Restic can use the SFTP backend. I know SFTP provides encryption in transit. However, that encryption is weak because it’s asymmetric encryption, meant to hold up a decade or so. There could also be issues with the SSH key leakage.
Does restic encrypt data prior to sending the data to the SSH tunnel?
It seems Borgbackup encrypts before sending over the SSH. But I am new to both tools.
Also, is there any benefit with SFTP compared to rsync-ing a restic repo over ssh? (other than not having to keep a local copy).
Restic completely encrypts the data before sending it over any of the backends it supports.
Rsyncing a repository is more like copying a repository than backing up to a repository - different things.

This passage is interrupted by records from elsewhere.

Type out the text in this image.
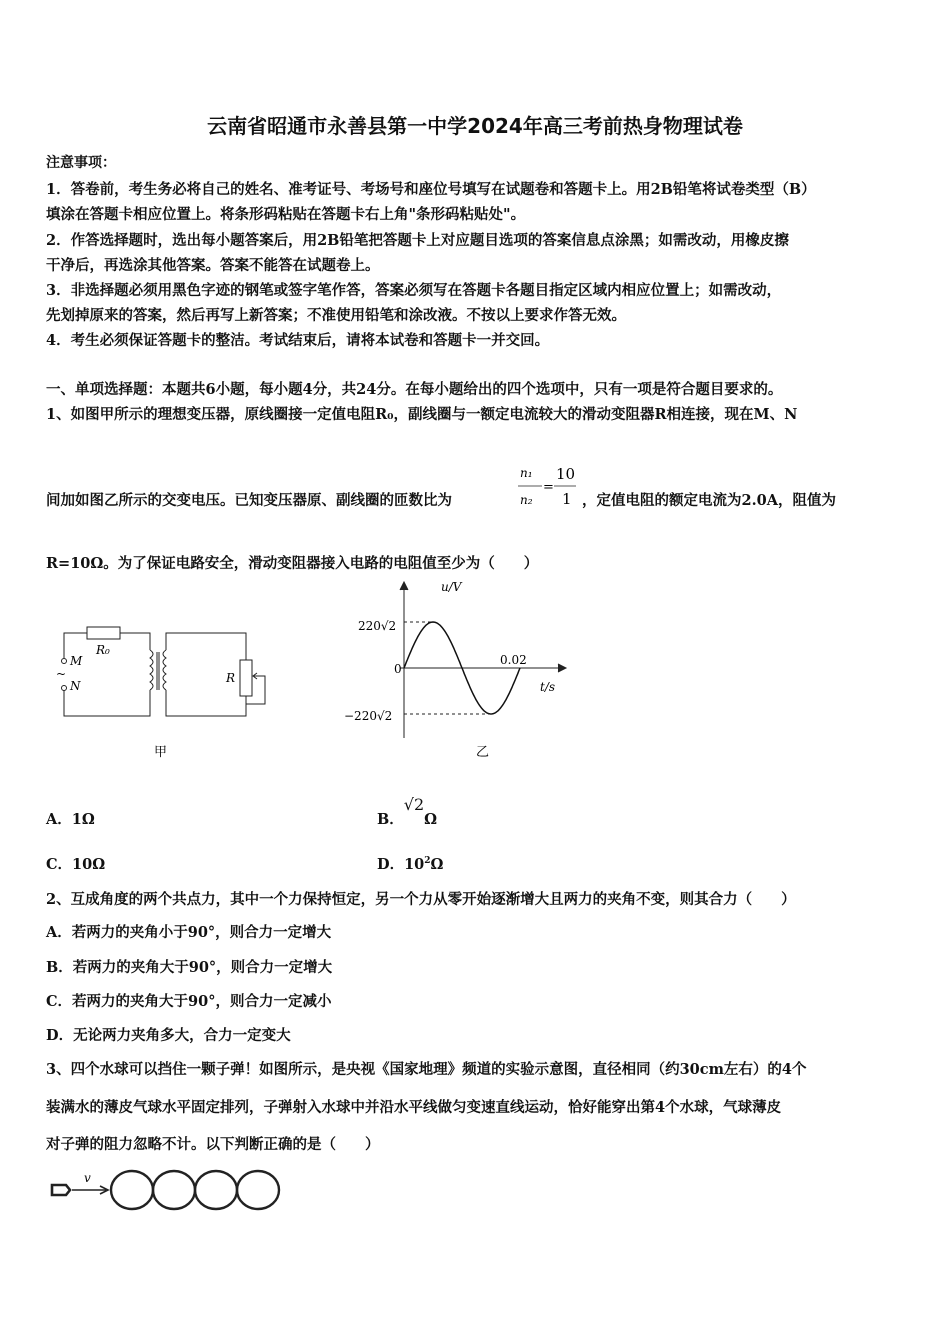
云南省昭通市永善县第一中学2024年高三考前热身物理试卷
注意事项：
1．答卷前，考生务必将自己的姓名、准考证号、考场号和座位号填写在试题卷和答题卡上。用2B铅笔将试卷类型（B）
填涂在答题卡相应位置上。将条形码粘贴在答题卡右上角"条形码粘贴处"。
2．作答选择题时，选出每小题答案后，用2B铅笔把答题卡上对应题目选项的答案信息点涂黑；如需改动，用橡皮擦
干净后，再选涂其他答案。答案不能答在试题卷上。
3．非选择题必须用黑色字迹的钢笔或签字笔作答，答案必须写在答题卡各题目指定区域内相应位置上；如需改动，
先划掉原来的答案，然后再写上新答案；不准使用铅笔和涂改液。不按以上要求作答无效。
4．考生必须保证答题卡的整洁。考试结束后，请将本试卷和答题卡一并交回。
一、单项选择题：本题共6小题，每小题4分，共24分。在每小题给出的四个选项中，只有一项是符合题目要求的。
1、如图甲所示的理想变压器，原线圈接一定值电阻R₀，副线圈与一额定电流较大的滑动变阻器R相连接，现在M、N
间加如图乙所示的交变电压。已知变压器原、副线圈的匝数比为
n₁
n₂
=
10
1 ，定值电阻的额定电流为2.0A，阻值为
R=10Ω。为了保证电路安全，滑动变阻器接入电路的电阻值至少为（　　）
R₀
M
~
N
R
甲
u/V
t/s
220√2
0
−220√2
0.02
乙
A．1Ω	B．√2Ω
C．10Ω	D．$10^2\Omega$
2、互成角度的两个共点力，其中一个力保持恒定，另一个力从零开始逐渐增大且两力的夹角不变，则其合力（　　）
A．若两力的夹角小于90°，则合力一定增大
B．若两力的夹角大于90°，则合力一定增大
C．若两力的夹角大于90°，则合力一定减小
D．无论两力夹角多大，合力一定变大
3、四个水球可以挡住一颗子弹！如图所示，是央视《国家地理》频道的实验示意图，直径相同（约30cm左右）的4个
装满水的薄皮气球水平固定排列，子弹射入水球中并沿水平线做匀变速直线运动，恰好能穿出第4个水球，气球薄皮
对子弹的阻力忽略不计。以下判断正确的是（　　）
v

If you want to copy snapshots between two repositories, you can use the restic copy command. I fail to understand your question/use case though if you want the backup repository to be stored offsite, just back up to it directly instead of rsyncing or similar it?

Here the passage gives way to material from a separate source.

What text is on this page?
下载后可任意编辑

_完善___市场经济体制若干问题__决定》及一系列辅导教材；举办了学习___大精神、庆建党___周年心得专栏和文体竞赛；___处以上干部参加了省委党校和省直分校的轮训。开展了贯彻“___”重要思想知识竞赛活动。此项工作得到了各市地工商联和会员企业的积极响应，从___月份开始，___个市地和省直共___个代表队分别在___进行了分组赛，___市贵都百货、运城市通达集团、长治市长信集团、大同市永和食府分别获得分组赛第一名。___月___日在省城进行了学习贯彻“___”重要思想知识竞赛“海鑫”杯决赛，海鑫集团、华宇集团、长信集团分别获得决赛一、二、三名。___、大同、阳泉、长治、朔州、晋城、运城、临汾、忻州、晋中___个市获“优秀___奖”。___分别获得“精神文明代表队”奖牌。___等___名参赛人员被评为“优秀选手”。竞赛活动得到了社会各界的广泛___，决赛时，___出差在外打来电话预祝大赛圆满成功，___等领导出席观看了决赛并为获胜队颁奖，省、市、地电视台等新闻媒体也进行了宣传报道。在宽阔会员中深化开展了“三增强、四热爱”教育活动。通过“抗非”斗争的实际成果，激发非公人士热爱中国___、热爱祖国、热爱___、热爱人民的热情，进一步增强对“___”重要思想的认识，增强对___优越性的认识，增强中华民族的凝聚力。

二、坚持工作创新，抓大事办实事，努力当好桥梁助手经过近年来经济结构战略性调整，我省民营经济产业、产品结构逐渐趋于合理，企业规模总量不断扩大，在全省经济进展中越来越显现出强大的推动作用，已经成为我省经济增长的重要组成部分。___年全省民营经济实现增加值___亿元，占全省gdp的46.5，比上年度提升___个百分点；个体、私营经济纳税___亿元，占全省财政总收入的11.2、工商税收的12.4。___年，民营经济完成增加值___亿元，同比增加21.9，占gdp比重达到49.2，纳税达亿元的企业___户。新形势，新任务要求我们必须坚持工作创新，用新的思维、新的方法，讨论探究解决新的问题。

If restic encryts the data before the data leaves the client’s device (restic running on the client’s machine performs AEAD, not the restic running on the server), then it’s safe and rsync is not required. Otherwise, the data must be encrypted client side (using restic etc) and then rsynced.
I want the data protected with AES-256, concerned with the men-in-the-middle who might save the traffic for future decryption (RSA may not hold up for too long).
I prefer Restic due to a slight concern over Borg’s encryption.
Good thinking ahead. If you use e.g. rest-server, Minio or some other backend that wraps the transport of data in another layer of encryption (with PFS and what not) you’ll have a bit more protection in the long run. But as you say, what we use today will of course be broken at some point, it’s a game of time
Not at all, the key never leaves the client where restic is running (at least not due to restic’s actions - if you or some wrapper software you use puts the key somewhere else, that’s not something restic can stop). Restic is a client-side only binary and does not have a server component. Whichever backend it works with/over/against, it’s just a storage of files for restic.
Then it’s end-to-end encrypted, regardless of how it interacts with its backends (be it sftp, rclone or etc).
The SSH prompt confused me for a moment that the passphrase that I am pasting is being processed on the server side.
As you know, people increasingly back up data on each other computers (called “cloud” or whatever); so it’s important that restic treats a back up server/storage as a “dump storage” holding random blubs, and not leak users’ data (or metadata).